The courses that make up the Basic Sequence within the Department of Electrical & Computer Engineering serve many purposes. First and foremost, these courses provide students the knowledge they need to be successful in the engineering courses they will take in theTechnical Component. Second, the Basic Sequence courses are designed to help students determine whether Electrical and Computer Engineering is the right major for them before they get too entrenched into the curriculum. Finally, the Basic Sequence courses are good indicators to help students choose the technical components they would like to focus on during their final semesters.
View Basic Sequence Chart
Degree Flowcharts and 4-Year Plans
Degree Flowchart and 4-year Plan
ECE Honors Program
Degree Flowchart and 4-Year Plan
ECB Honors Program
Degree Flowchart and 4-Year Plan
ECE students choose a primary and secondary technical component to create a more specialized academic concentration within their degree plan. Please click on the link below for further detailed information on our tech core and tech components.
For students under 2014-2016 and 2016-2018 catalogs, they may select Academic Enrichment as their secondary technical core. For AE, the student selects 14 hours of coursework to support his or her personal or career goals. At least three hours must be an advanced math or basic science course. Before registering for these courses, students are strongly encouraged to click on the link below for further detailed information.
For students under the 2018-2020 and 2020-2022 catalogs, you will be required to complete Free Electives. Free Electives includes 14 hours of coursework to support his or her personal or career goals. At least three hours must be an advanced math or basic science course. Before registering for these courses, students are strongly encouraged to click on the link below for further detailed information.
Non-ECE Required Curriculum
In addition to ECE coursework, all Electrical and Computer Engineering students must fulfill several other required courses and electives including:
- One (1) Visual and Performing Arts Course
- One (1) Social & Behavioral Science Course
- Two (2) History Courses
- Two (2) Government Courses
- One (1) Additional Upper Division EE course (18-20 Catalog only)
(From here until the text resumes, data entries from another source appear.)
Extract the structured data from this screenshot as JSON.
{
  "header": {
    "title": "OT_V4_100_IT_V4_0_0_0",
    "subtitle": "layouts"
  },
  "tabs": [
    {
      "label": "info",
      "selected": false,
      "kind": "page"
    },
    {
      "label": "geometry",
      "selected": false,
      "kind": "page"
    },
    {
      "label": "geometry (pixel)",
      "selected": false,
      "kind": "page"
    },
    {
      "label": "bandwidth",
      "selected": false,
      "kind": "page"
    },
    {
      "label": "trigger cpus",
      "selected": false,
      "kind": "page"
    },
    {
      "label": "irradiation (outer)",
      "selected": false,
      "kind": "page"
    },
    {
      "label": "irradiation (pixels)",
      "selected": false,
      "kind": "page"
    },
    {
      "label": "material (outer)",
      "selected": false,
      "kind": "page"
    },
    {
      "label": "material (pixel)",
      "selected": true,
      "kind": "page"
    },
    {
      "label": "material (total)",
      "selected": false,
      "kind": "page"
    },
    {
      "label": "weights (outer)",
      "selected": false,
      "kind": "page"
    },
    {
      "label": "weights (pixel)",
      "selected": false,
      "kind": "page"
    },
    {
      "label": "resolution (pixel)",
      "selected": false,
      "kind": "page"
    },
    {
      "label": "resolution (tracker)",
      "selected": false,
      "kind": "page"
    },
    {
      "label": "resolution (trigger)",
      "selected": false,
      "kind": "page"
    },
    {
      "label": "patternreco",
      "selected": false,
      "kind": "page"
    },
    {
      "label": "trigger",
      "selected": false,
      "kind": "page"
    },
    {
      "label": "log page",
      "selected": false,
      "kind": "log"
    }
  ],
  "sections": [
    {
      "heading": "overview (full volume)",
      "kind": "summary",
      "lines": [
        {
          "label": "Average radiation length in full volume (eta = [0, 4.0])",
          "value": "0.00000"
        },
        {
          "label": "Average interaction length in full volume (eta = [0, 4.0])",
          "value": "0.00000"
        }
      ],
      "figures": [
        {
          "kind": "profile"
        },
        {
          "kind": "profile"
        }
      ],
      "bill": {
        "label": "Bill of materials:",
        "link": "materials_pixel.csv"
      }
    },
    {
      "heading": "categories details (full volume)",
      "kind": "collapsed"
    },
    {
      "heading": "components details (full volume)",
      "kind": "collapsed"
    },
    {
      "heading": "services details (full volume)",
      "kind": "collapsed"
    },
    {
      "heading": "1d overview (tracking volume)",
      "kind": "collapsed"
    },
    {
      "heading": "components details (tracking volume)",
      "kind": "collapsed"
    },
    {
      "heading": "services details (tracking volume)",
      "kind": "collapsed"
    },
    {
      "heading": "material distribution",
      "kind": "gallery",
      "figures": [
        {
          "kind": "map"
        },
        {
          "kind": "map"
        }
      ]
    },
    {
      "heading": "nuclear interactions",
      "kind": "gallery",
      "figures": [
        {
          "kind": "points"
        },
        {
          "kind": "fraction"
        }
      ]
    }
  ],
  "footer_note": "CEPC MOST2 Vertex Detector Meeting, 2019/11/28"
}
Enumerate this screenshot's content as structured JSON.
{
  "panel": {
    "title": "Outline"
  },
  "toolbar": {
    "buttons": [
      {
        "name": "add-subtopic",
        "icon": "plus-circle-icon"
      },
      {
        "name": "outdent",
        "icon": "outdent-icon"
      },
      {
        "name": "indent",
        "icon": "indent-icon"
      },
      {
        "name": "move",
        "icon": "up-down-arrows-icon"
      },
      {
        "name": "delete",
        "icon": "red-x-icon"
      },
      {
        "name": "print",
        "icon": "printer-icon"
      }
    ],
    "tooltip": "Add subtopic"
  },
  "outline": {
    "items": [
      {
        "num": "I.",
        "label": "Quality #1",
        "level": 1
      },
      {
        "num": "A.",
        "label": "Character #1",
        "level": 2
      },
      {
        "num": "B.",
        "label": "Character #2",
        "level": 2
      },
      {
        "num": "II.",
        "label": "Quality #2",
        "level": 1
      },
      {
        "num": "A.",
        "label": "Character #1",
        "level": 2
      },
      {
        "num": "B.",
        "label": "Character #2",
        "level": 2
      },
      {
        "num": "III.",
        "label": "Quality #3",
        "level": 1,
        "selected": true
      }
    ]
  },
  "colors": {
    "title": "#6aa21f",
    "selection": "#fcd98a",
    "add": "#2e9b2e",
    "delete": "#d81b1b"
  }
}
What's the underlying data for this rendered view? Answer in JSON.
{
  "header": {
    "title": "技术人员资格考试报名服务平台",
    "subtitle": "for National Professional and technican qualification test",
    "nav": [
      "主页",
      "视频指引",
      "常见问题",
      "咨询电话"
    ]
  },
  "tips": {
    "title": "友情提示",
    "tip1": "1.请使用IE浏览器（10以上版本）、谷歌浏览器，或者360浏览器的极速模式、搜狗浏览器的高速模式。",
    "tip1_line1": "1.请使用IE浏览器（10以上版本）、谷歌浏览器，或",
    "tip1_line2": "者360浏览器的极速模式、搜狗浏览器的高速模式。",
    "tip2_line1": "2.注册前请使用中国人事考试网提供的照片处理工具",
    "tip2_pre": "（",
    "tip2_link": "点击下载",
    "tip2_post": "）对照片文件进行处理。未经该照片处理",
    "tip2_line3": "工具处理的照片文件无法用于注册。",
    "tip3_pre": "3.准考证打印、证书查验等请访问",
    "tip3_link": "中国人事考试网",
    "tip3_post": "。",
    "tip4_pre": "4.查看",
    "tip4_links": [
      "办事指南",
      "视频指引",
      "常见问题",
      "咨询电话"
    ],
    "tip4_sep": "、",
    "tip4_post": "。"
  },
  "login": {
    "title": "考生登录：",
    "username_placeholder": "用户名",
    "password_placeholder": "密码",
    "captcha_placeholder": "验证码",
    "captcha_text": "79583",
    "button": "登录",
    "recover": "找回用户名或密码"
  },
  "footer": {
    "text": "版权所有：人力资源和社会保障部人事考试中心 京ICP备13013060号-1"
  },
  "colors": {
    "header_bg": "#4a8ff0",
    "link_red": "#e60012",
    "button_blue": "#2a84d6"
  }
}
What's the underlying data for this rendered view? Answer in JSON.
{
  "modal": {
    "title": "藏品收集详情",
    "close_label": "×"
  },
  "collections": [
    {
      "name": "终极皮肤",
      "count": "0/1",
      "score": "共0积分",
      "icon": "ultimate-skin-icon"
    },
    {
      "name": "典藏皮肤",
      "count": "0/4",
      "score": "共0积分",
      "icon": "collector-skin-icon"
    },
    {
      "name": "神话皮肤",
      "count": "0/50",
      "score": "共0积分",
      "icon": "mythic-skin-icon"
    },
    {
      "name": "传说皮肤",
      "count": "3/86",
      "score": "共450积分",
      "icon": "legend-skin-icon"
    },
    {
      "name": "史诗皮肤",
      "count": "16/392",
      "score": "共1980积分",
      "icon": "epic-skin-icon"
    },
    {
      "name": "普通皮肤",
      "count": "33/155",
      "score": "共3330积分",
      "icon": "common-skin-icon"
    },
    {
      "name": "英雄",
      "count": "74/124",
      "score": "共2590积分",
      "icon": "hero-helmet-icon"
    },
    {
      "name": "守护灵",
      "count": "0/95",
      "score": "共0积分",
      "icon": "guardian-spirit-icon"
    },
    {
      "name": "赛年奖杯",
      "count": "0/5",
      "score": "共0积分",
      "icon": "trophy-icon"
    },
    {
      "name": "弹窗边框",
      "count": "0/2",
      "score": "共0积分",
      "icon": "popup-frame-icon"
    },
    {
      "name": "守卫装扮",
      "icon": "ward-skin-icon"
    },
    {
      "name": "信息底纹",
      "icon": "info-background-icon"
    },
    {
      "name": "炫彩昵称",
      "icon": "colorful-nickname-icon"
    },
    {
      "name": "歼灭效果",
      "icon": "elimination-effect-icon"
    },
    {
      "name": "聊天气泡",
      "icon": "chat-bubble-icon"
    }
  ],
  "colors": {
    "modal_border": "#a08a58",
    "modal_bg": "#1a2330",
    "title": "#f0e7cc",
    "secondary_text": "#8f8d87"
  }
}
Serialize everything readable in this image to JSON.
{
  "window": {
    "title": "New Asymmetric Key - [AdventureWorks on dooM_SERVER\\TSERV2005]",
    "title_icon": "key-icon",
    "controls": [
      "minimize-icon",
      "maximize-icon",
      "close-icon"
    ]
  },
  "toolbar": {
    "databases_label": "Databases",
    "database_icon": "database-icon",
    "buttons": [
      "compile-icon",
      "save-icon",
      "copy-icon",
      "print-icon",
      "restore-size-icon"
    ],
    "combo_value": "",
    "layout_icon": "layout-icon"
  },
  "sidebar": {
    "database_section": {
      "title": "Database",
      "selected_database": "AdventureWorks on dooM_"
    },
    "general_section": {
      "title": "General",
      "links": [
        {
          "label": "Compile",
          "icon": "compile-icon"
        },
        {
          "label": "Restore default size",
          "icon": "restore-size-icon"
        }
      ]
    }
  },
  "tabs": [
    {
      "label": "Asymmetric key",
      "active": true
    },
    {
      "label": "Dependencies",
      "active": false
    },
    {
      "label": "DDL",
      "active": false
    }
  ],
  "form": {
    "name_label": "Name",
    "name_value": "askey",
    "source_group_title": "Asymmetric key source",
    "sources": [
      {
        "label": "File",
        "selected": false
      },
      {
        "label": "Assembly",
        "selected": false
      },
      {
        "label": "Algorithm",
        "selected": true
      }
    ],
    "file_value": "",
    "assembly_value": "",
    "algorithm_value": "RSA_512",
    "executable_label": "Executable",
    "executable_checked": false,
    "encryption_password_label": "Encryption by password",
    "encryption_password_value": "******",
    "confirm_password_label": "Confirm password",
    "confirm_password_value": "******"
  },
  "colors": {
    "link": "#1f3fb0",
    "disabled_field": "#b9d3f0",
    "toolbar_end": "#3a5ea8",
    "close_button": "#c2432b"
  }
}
- One (1) Approved 3-hour Free Elective (14-16, 16-18 Catalog only)
All coursework used towards the BSEE degree MUST be taken for a letter grade.
Visual and Performing Arts Elective
Each student must complete three semester hours of coursework in American Studies, Architecture, Art History, Classical Civilization, Core Texts and Ideas, Fine Arts, Music, Philosophy, Radio-Television-Film, Theatre and Dance, or Visual Art Studies. Note: Courses in performance, studio or ensemble are not permitted to satisfy this requirement.
Social and Behavioral Science Elective
Each student must complete three semester hours of coursework in Social & Behavioral Science Elective. Some of these classes have sections that will satisfy either the Cultural Diversity or Global Cultures flag that is required for all Catalogs.
Texas Legislative Requirement for Government
The Texas Education Code (Subchapter F, §51.301) requires Texas public university and community college students to complete six semester hours of coursework in government/political science, study of the US and Texas constitutions and related subjects.
Legislative Requirement for History
All students are required to take 6 hours of American History to fulfill the legislative requirement. Please note that only three (3) hours of Texas History may be used towards the legislative requirement.